State Rep. Ray Pickett then headed to the stage to give a rally cry and an echo to his previous speakers.

“I know exactly where I was that day,” said Pickett. “I can remember the layout of the furniture and watching all of the events unfold. But like many of us, after that day, we gathered strength and we moved on.”

Pickett then recalled his opportunity to visit Ground Zero, stating that he became overwhelmed with emotion and reflected on those in his life who put on the uniform every day to protect our country.

“I still feel that emotion to this day. I know we will never forget what happened that day,” Pickett Said. “We will tell the story of how this country came together and how this country can come together again. I know it in my heart, I see it everyday. God bless Ashe County. God bless North Carolina. God bless the great United States of America.”

Josh Roten, chairman of the Ashe County Board of Education made a brief on how the county has continued to unite in both times of victory and sorrow.

“I looked up the definition of a patriot and found that it is one ho loves his or her country and supports its authority and its interest,” said Roten. “In thinking about that, we have our wonderful first responders that helped on that day and those who are continuing to serve us today. Looking back 20 years ago, on those days, we lost about 3,000 people. A lot of those were our patriots. Also, that did instill a lot of folks as we see them joining our military and I work with them, our veterans and first responders. To all of the patriots we have in the audience, our first responders, our veterans and our Ashe Countians, I thank you for stopping to take time to remember the tragedy of 9/11 and remember that our nation will not bend.”

County Commissioner Jonathan Jordan then spoke on behalf of the county, remembering how we built ourselves back up after the attacks on 9/11.

“2,977 Americans died on that day,” said Jordan. “414 of them were first responders. Thats 13.8 percent. To all of you first responders, thank you so much. Thank you for what you do for us in the county, in the state and in the nation. We’re going through some hard times in our country today. Our nation and our Americans are resilient and like our previous speakers said, we will come together. We are unified. We will take on this challenge like we’ve taken on every other challenge before and we will succeed.”

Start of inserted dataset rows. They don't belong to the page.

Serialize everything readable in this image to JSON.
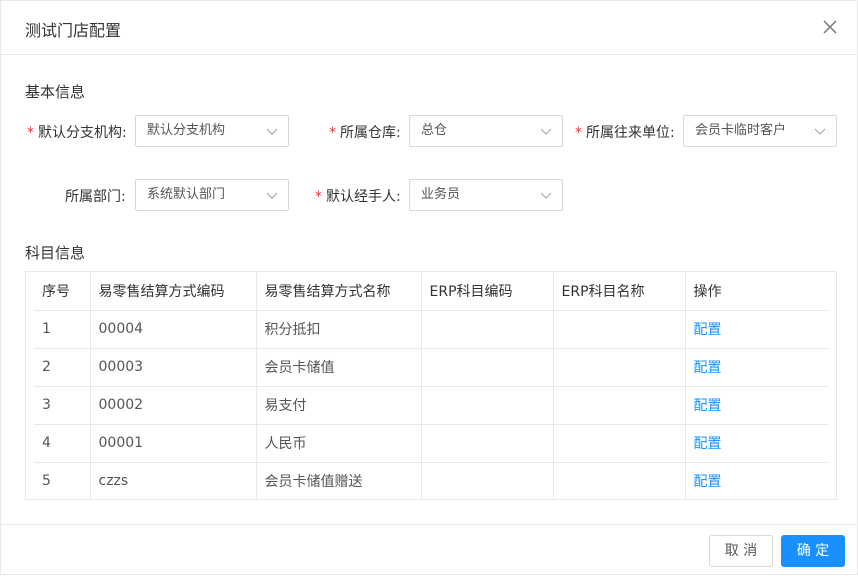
{
  "dialog": {
    "title": "测试门店配置",
    "close_icon": "close-icon"
  },
  "basic": {
    "section_title": "基本信息",
    "fields": {
      "branch": {
        "label": "默认分支机构:",
        "value": "默认分支机构",
        "required": true
      },
      "warehouse": {
        "label": "所属仓库:",
        "value": "总仓",
        "required": true
      },
      "partner": {
        "label": "所属往来单位:",
        "value": "会员卡临时客户",
        "required": true
      },
      "department": {
        "label": "所属部门:",
        "value": "系统默认部门",
        "required": false
      },
      "handler": {
        "label": "默认经手人:",
        "value": "业务员",
        "required": true
      }
    },
    "required_mark": "*"
  },
  "subjects": {
    "section_title": "科目信息",
    "columns": [
      "序号",
      "易零售结算方式编码",
      "易零售结算方式名称",
      "ERP科目编码",
      "ERP科目名称",
      "操作"
    ],
    "rows": [
      {
        "no": "1",
        "code": "00004",
        "name": "积分抵扣",
        "erp_code": "",
        "erp_name": "",
        "action": "配置"
      },
      {
        "no": "2",
        "code": "00003",
        "name": "会员卡储值",
        "erp_code": "",
        "erp_name": "",
        "action": "配置"
      },
      {
        "no": "3",
        "code": "00002",
        "name": "易支付",
        "erp_code": "",
        "erp_name": "",
        "action": "配置"
      },
      {
        "no": "4",
        "code": "00001",
        "name": "人民币",
        "erp_code": "",
        "erp_name": "",
        "action": "配置"
      },
      {
        "no": "5",
        "code": "czzs",
        "name": "会员卡储值赠送",
        "erp_code": "",
        "erp_name": "",
        "action": "配置"
      }
    ]
  },
  "footer": {
    "cancel_label": "取 消",
    "ok_label": "确 定"
  },
  "colors": {
    "primary": "#1890ff",
    "required": "#e0393e",
    "border": "#e8e8e8"
  }
}
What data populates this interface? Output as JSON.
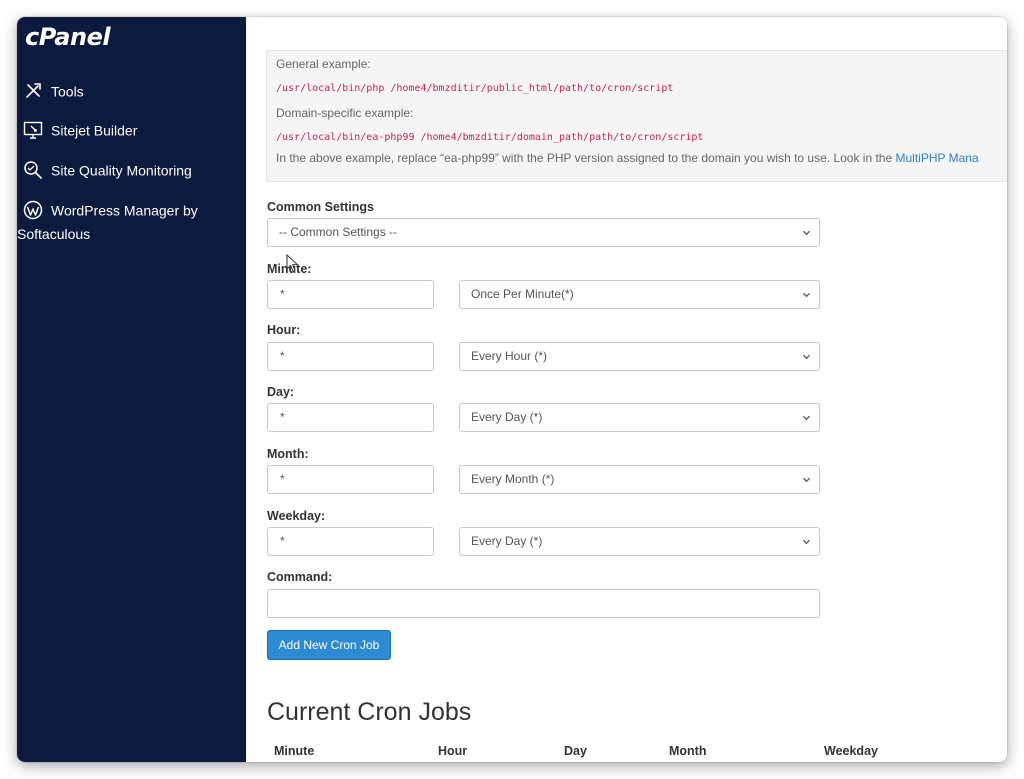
{
  "sidebar": {
    "logo": "cPanel",
    "items": [
      {
        "label": "Tools",
        "icon": "tools-icon"
      },
      {
        "label": "Sitejet Builder",
        "icon": "sitejet-icon"
      },
      {
        "label": "Site Quality Monitoring",
        "icon": "site-quality-icon"
      },
      {
        "label": "WordPress Manager by",
        "label2": "Softaculous",
        "icon": "wordpress-icon"
      }
    ]
  },
  "examples": {
    "general_label": "General example:",
    "general_code": "/usr/local/bin/php /home4/bmzditir/public_html/path/to/cron/script",
    "domain_label": "Domain-specific example:",
    "domain_code": "/usr/local/bin/ea-php99 /home4/bmzditir/domain_path/path/to/cron/script",
    "note": "In the above example, replace “ea-php99” with the PHP version assigned to the domain you wish to use. Look in the ",
    "note_link": "MultiPHP Mana"
  },
  "form": {
    "common_settings_label": "Common Settings",
    "common_settings_value": "-- Common Settings --",
    "minute_label": "Minute:",
    "minute_value": "*",
    "minute_select": "Once Per Minute(*)",
    "hour_label": "Hour:",
    "hour_value": "*",
    "hour_select": "Every Hour (*)",
    "day_label": "Day:",
    "day_value": "*",
    "day_select": "Every Day (*)",
    "month_label": "Month:",
    "month_value": "*",
    "month_select": "Every Month (*)",
    "weekday_label": "Weekday:",
    "weekday_value": "*",
    "weekday_select": "Every Day (*)",
    "command_label": "Command:",
    "command_value": "",
    "add_button": "Add New Cron Job"
  },
  "current": {
    "title": "Current Cron Jobs",
    "columns": [
      "Minute",
      "Hour",
      "Day",
      "Month",
      "Weekday"
    ]
  },
  "colors": {
    "sidebar_bg": "#0b1a3d",
    "accent": "#2d8bd4",
    "code": "#c7254e",
    "link": "#2f7ec8"
  }
}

To end the event, retired FDNY firefighter Bill Brenna from ladder company 47, spoke on his experiences and firsthand account with the 9/11 attacks.

“On that fateful day 20 years ago, I was off duty,” said Brenna. “My family called and said that a plane crashed into the world trade center. I watched as heavy smoke poured out of the North Tower. Then I witnessed the unimaginable: the second plane hit the South Tower. My mind could not comprehend the scene I had just witnessed. I knew that this would be a huge and unprecedented task for the FDNY. The fire department issued a total recall meaning that all 12,000 firefighters were to report to their respective fire houses. I tried to reassure my wife and twin daughters that everything would be okay. I’ll never forget their faces when I walked out the door.

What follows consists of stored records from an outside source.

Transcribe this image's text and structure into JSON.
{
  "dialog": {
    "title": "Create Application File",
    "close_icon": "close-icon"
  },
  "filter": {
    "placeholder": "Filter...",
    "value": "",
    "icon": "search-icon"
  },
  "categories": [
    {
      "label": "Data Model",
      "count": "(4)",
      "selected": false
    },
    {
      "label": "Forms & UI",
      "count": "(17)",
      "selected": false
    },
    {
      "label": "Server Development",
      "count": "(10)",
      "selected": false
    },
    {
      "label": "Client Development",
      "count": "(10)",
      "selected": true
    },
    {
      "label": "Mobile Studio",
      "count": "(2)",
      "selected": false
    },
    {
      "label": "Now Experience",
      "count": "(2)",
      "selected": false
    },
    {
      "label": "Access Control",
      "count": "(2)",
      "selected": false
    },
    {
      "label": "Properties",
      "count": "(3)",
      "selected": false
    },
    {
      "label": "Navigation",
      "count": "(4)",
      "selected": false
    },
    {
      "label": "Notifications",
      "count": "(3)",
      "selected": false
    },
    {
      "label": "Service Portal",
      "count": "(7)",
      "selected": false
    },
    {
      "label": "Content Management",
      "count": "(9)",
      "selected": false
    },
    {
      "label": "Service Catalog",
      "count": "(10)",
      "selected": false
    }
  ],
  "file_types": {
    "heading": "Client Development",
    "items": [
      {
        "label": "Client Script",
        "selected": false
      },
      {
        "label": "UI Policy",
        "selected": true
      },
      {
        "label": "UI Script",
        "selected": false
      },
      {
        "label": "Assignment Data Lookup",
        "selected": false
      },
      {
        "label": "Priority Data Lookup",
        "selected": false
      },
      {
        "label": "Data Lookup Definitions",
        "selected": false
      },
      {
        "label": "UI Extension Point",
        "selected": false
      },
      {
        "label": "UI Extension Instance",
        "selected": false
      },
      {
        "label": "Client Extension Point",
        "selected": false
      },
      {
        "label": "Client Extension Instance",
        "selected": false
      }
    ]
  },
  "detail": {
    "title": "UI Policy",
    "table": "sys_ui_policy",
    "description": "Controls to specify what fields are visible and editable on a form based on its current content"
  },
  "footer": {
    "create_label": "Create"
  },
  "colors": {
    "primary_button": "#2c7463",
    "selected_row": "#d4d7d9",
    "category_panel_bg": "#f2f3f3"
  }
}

“I remember the uncertainty of what to expect when I drove to Ground Zero. There was smoke and fire rising out of a 30 foot high debris pit. The clear blue sky was obscured by a thick haze of smoke and confetti like paper was just floating in the air. It was a surreal sight. We were like ants on an ant hill as we searched for survivors. We got no response as we beat around the rubble and dust. It was then that I realized that the collapse of two 110 story buildings had pulverized everything in its path. For the next six months, the FDNY spent 24 hours on and 24 hours off, manning firehouses, being detail to Ground Zero and attending funerals for our fallen brothers, sometimes two to three a day and most with empty caskets.

“I’ll remember first responders joining us in our search and rescue recovery efforts, the day President Bush threw out the first pitch at Yankee stadium. So on this 20th anniversary of the terrorist attacks on our country, let us remember the 2.977 people who perished that day. Never forget.”